Using the Impala Shell (impala-shell Command)

You can use the Impala shell tool (impala-shell) to set up databases and tables, insert data, and issue queries. For ad hoc queries and exploration, you can submit SQL statements in an interactive session. To automate your work, you can specify command-line options to process a single statement or a script file. The impala-shell interpreter accepts all the same SQL statements listed in Impala SQL Statements, plus some shell-only commands that you can use for tuning performance and diagnosing problems.

The impala-shell command fits into the familiar Unix toolchain:

  • The -q option lets you issue a single query from the command line, without starting the interactive interpreter. You could use this option to run impala-shell from inside a shell script or with the command invocation syntax from a Python, Perl, or other kind of script.
  • The -f option lets you process a file containing multiple SQL statements, such as a set of reports or DDL statements to create a group of tables and views.
  • The --var option lets you pass substitution variables to the statements that are executed by that impala-shell session, for example the statements in a script file processed by the -f option. You encode the substitution variable on the command line using the notation --var=variable_name=value. Within a SQL statement, you substitute the value by using the notation ${var:variable_name}. This feature is available in CDH 5.7 / Impala 2.5 and higher.
  • The -o option lets you save query output to a file.
  • The -B option turns off pretty-printing, so that you can produce comma-separated, tab-separated, or other delimited text files as output. (Use the --output_delimiter option to choose the delimiter character; the default is the tab character.)
  • In non-interactive mode, query output is printed to stdout or to the file specified by the -o option, while incidental output is printed to stderr, so that you can process just the query output as part of a Unix pipeline.
  • In interactive mode, impala-shell uses the readline facility to recall and edit previous commands.
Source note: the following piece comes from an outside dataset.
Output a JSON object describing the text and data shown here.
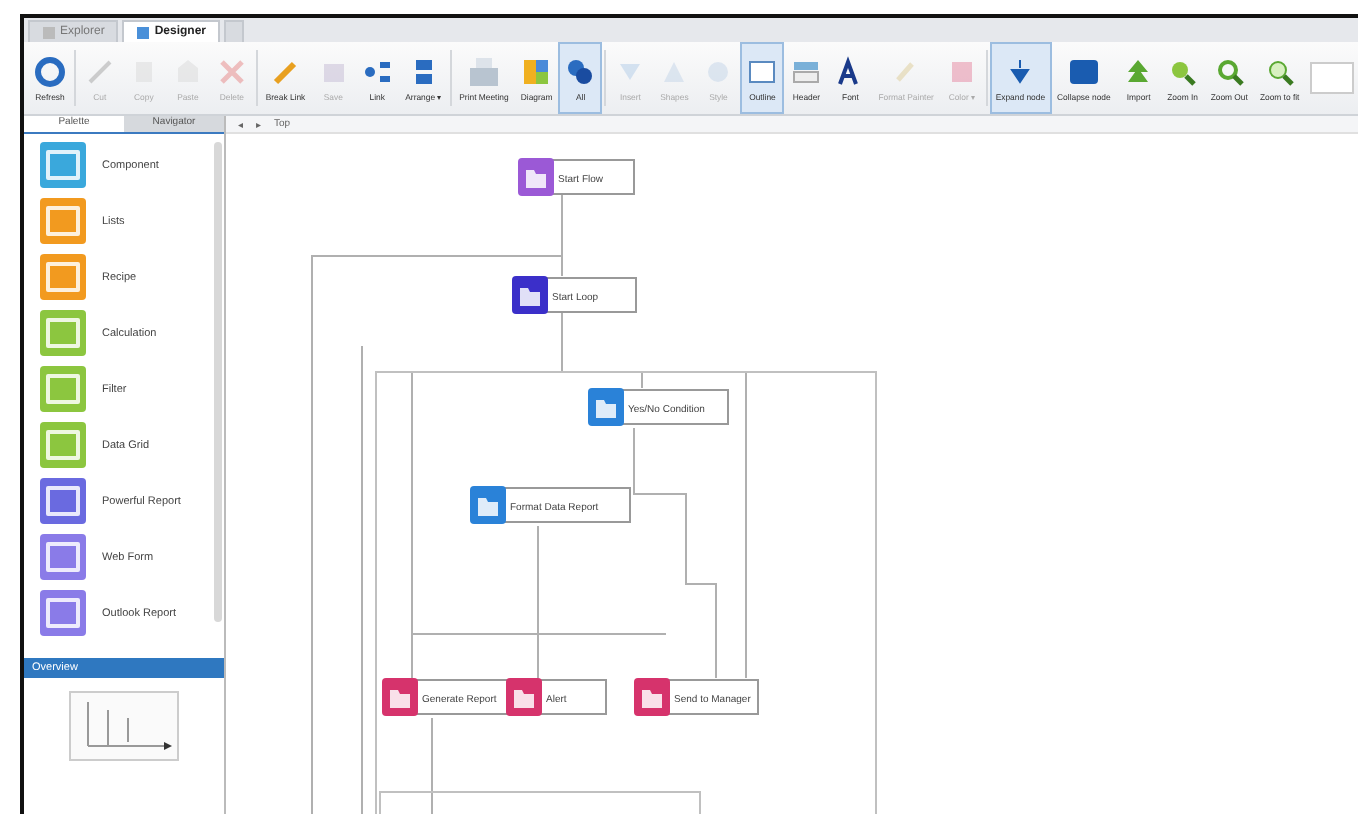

Cloudera Manager installs impala-shell automatically. You might install impala-shell manually on other systems not managed by Cloudera Manager, so that you can issue queries from client systems that are not also running the Impala daemon or other Apache Hadoop components.

For information about establishing a connection to a DataNode running the impalad daemon through the impala-shell command, see Connecting to impalad through impala-shell.

For a list of the impala-shell command-line options, see impala-shell Configuration Options. For reference information about the impala-shell interactive commands, see impala-shell Command Reference.